In the vernacular of today's hype-driven society, the Odessa Meteor Crater, for all its scientific importance, lacks the "eye appeal" that draws millions to the world-famous Barringer Crater--a gaping circular hole three-quarters of a mile wide and 600 feet deep--near the northern Arizona desert community of Winslow.
For those who do make the turnoff onto Meteor Crater Road, a vivid imagination is required to re-create the event that occurred so long ago. Where originally an oblong crater, 100 feet deep and 600 feet across, was torn from the earth by the crashing meteorite, spewing up 100,000 cubic yards of limestone rock to form the rim of the depression, little of that prehistoric damage remains visible today. While the rim is still distinctive, years of blowing sand and silt have left the crater itself no deeper than many of the man-made gravel pits that now dot the region.

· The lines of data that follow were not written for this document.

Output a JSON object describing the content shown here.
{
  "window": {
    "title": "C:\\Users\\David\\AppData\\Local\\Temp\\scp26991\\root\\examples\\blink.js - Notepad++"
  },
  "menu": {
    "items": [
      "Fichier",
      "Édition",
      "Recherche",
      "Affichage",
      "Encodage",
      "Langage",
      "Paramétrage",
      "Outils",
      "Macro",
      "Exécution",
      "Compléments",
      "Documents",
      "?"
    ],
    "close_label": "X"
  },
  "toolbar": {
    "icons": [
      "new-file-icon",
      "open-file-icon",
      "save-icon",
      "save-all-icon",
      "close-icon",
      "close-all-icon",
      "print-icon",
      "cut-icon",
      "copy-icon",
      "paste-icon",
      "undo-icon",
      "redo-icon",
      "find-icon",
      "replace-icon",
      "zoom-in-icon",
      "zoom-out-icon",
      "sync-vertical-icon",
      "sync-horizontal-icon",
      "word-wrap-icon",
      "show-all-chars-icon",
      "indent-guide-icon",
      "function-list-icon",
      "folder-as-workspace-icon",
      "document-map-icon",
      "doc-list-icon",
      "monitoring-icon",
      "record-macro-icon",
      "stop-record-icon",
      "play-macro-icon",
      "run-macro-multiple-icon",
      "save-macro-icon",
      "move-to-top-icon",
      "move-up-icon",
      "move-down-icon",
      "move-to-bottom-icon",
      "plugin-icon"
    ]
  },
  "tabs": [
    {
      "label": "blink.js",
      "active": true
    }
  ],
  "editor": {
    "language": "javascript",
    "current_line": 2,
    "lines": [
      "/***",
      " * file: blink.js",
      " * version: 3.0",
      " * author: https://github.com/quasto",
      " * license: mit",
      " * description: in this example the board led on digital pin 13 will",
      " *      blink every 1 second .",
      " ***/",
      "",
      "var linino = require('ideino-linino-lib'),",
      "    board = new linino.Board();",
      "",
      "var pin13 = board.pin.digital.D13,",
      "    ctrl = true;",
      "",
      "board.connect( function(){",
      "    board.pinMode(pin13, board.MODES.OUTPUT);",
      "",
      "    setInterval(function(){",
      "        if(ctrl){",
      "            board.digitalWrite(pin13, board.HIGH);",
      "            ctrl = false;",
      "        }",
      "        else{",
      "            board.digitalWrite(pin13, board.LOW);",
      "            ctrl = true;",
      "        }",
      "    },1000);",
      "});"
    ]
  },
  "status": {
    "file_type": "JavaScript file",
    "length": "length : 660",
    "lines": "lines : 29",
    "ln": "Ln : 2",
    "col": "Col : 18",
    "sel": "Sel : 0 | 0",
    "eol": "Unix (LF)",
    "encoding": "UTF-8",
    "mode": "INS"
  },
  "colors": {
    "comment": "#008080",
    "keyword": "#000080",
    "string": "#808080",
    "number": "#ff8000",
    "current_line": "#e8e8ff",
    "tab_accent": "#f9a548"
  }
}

Yet Rodman, an unabashed promoter of the site, still views it with a young boy's wonder. To him it is a bona fide Texas treasure. "You stand out there," he says, "looking at the huge boulders that form the rim, then walk down into the crater itself, and you can't help but feel the magnitude of the event that took place so many years ago. Out in the wide-open spaces, with a giant blue sky overhead, you find yourself trying to imagine what the impact must have been like, knowing that it devastated plant and animal life for miles and miles. And you can't help but wonder what destruction it would have caused had it hit in modern times. I find it all incredibly fascinating."

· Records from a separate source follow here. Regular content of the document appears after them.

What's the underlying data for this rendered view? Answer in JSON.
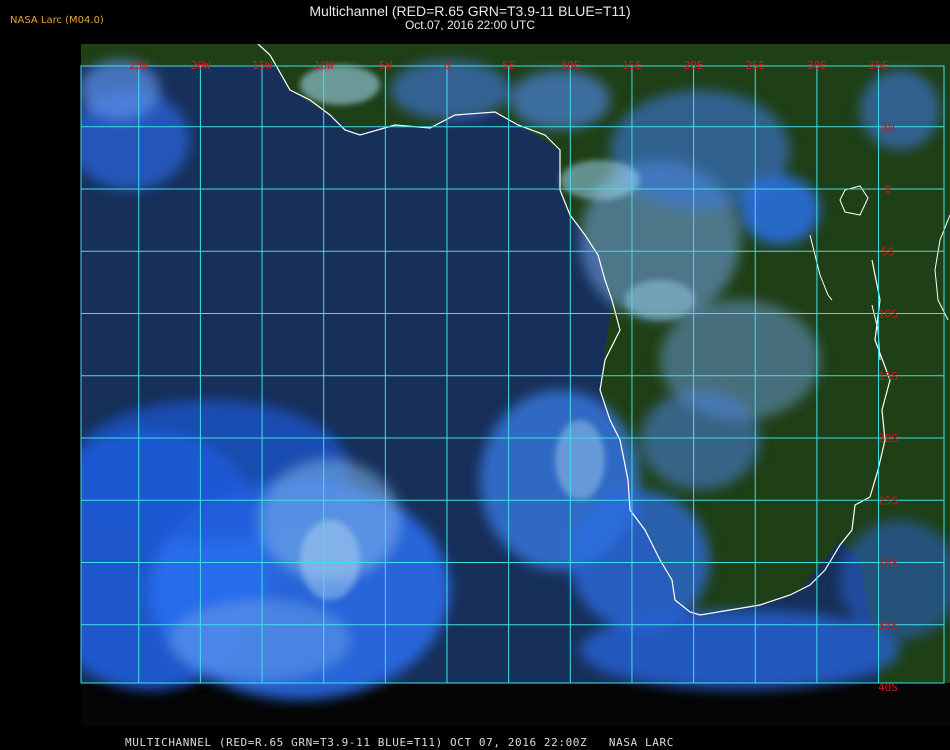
{
  "header": {
    "org": "NASA Larc (M04.0)",
    "title": "Multichannel (RED=R.65 GRN=T3.9-11 BLUE=T11)",
    "subtitle": "Oct.07, 2016 22:00 UTC"
  },
  "footer": {
    "caption": "MULTICHANNEL (RED=R.65 GRN=T3.9-11 BLUE=T11) OCT 07, 2016 22:00Z   NASA LARC"
  },
  "map": {
    "longitude_labels": [
      "25W",
      "20W",
      "15W",
      "10W",
      "5W",
      "0",
      "5E",
      "10E",
      "15E",
      "20E",
      "25E",
      "30E",
      "35E"
    ],
    "longitude_values": [
      -25,
      -20,
      -15,
      -10,
      -5,
      0,
      5,
      10,
      15,
      20,
      25,
      30,
      35
    ],
    "latitude_labels": [
      "5N",
      "0",
      "5S",
      "10S",
      "15S",
      "20S",
      "25S",
      "30S",
      "35S",
      "40S"
    ],
    "latitude_values": [
      5,
      0,
      -5,
      -10,
      -15,
      -20,
      -25,
      -30,
      -35,
      -40
    ],
    "colors": {
      "ocean": "#17305a",
      "land": "#1f3f16",
      "cloud_low": "#1e5fe0",
      "cloud_high": "#9fd6ee",
      "grid": "#3fe0e6",
      "coast": "#ffffff",
      "label": "#d01818"
    }
  }
}
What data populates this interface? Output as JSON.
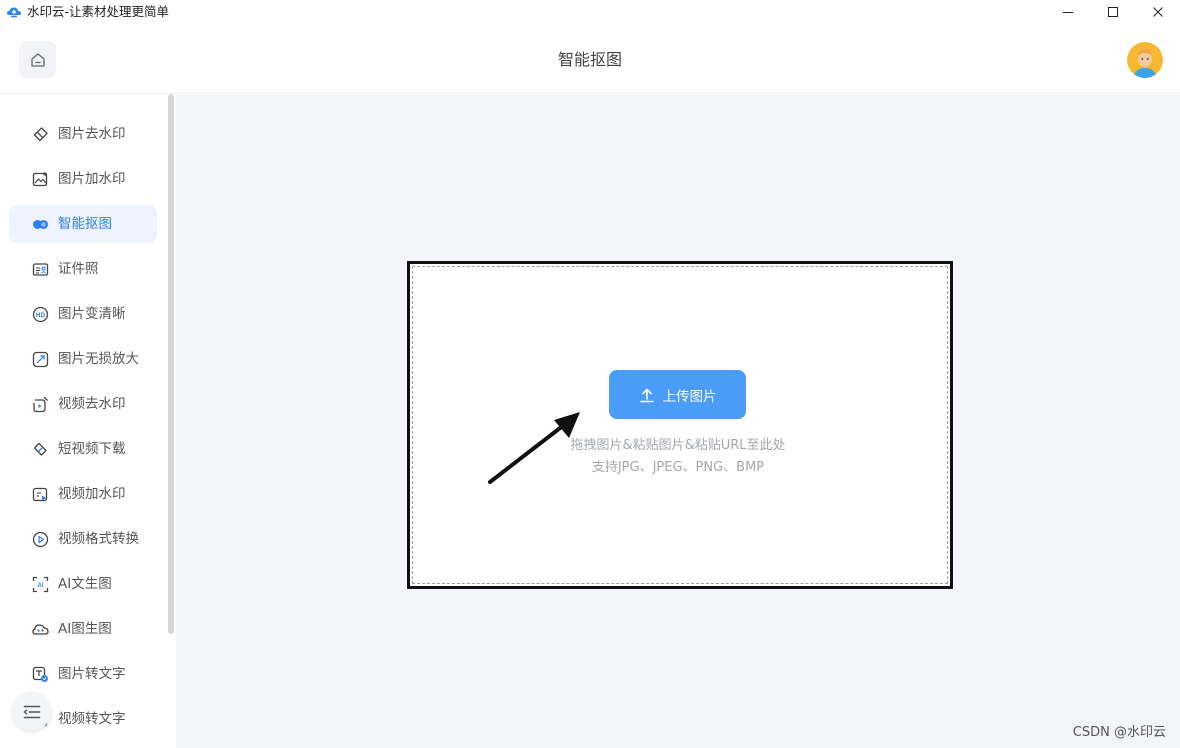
{
  "window": {
    "title": "水印云-让素材处理更简单",
    "controls": [
      "minimize",
      "maximize",
      "close"
    ]
  },
  "header": {
    "title": "智能抠图",
    "home_icon": "home-icon",
    "avatar_icon": "user-avatar"
  },
  "sidebar": {
    "active_index": 2,
    "items": [
      {
        "label": "图片去水印",
        "icon": "eraser-icon"
      },
      {
        "label": "图片加水印",
        "icon": "image-add-icon"
      },
      {
        "label": "智能抠图",
        "icon": "cutout-icon"
      },
      {
        "label": "证件照",
        "icon": "id-card-icon"
      },
      {
        "label": "图片变清晰",
        "icon": "hd-icon"
      },
      {
        "label": "图片无损放大",
        "icon": "enlarge-icon"
      },
      {
        "label": "视频去水印",
        "icon": "video-eraser-icon"
      },
      {
        "label": "短视频下载",
        "icon": "link-icon"
      },
      {
        "label": "视频加水印",
        "icon": "video-add-icon"
      },
      {
        "label": "视频格式转换",
        "icon": "play-circle-icon"
      },
      {
        "label": "AI文生图",
        "icon": "ai-text-icon"
      },
      {
        "label": "AI图生图",
        "icon": "ai-image-icon"
      },
      {
        "label": "图片转文字",
        "icon": "ocr-icon"
      },
      {
        "label": "视频转文字",
        "icon": "video-text-icon"
      }
    ],
    "collapse_icon": "menu-collapse-icon"
  },
  "upload": {
    "button_label": "上传图片",
    "hint_line1": "拖拽图片&粘贴图片&粘贴URL至此处",
    "hint_line2": "支持JPG、JPEG、PNG、BMP"
  },
  "watermark": "CSDN @水印云",
  "colors": {
    "accent": "#4a9cf7",
    "active_text": "#2f7ff0",
    "main_bg": "#f3f5fa"
  }
}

It has been his life's mission to have others share his enthusiasm. Daily, he leaves his coat and tie behind in his downtown law office, puts on a straw hat and spends his lunch hour out at the crater. There, he routinely replenishes the supply of free information brochures that are available at the entrance to the site, then walks along the paths that roam through the crater, picking up whatever trash the previous day's visitors might have left behind.
Clearly, to him it is sacred ground.
Local legend has it that a pioneer rancher named Virgil Graham found a fist-sized metallic rock while wandering in the area of the crater back in 1920. Thinking it nothing more than a geologic oddity, he later presented it to Odessa's first mayor, R.S. McKinney, who in turn judged it an ideal paperweight for his desk.

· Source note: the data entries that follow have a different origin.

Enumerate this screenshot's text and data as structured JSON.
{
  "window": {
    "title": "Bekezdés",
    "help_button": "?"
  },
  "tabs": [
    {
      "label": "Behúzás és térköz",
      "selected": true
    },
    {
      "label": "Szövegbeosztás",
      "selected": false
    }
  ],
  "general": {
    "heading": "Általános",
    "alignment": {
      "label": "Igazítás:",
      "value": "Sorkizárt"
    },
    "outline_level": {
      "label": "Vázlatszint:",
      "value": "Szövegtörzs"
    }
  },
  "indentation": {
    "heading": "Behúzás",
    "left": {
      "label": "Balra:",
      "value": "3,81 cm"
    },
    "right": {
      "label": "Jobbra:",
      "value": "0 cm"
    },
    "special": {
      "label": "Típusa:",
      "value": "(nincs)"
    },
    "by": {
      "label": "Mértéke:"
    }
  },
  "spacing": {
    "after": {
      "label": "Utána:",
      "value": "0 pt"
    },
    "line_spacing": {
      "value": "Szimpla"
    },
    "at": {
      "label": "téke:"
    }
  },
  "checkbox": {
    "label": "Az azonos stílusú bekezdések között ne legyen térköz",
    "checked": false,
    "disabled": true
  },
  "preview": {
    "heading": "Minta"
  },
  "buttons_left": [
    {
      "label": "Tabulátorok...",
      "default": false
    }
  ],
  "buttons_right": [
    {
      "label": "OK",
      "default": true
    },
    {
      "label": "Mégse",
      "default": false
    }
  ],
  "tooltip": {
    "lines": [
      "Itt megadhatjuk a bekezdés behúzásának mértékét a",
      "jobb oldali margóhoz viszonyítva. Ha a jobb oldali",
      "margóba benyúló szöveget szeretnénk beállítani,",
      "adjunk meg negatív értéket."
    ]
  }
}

It was not until a couple of years later that A.C. Bibbins, a geologist visiting Odessa in search of land for oil exploration, stopped by the mayor's office, took notice of the heavier-than-usual rock and asked if he might send it to a friend at the United States Natural Museum for analysis. There, museum director George Merrill concluded that the stone included particles of iron, nickel, cobalt, copper, carbon, phosphorus and sulphur--all components and characteristics of a meteorite--and his findings were published in a 1922 edition of the American Journal of Science. In his article, he suggested that the West Texas "blow out" hole near where the sample was found might well be a meteor crater. If so, he wrote, it would be only the second such geological marvel on record in the United States.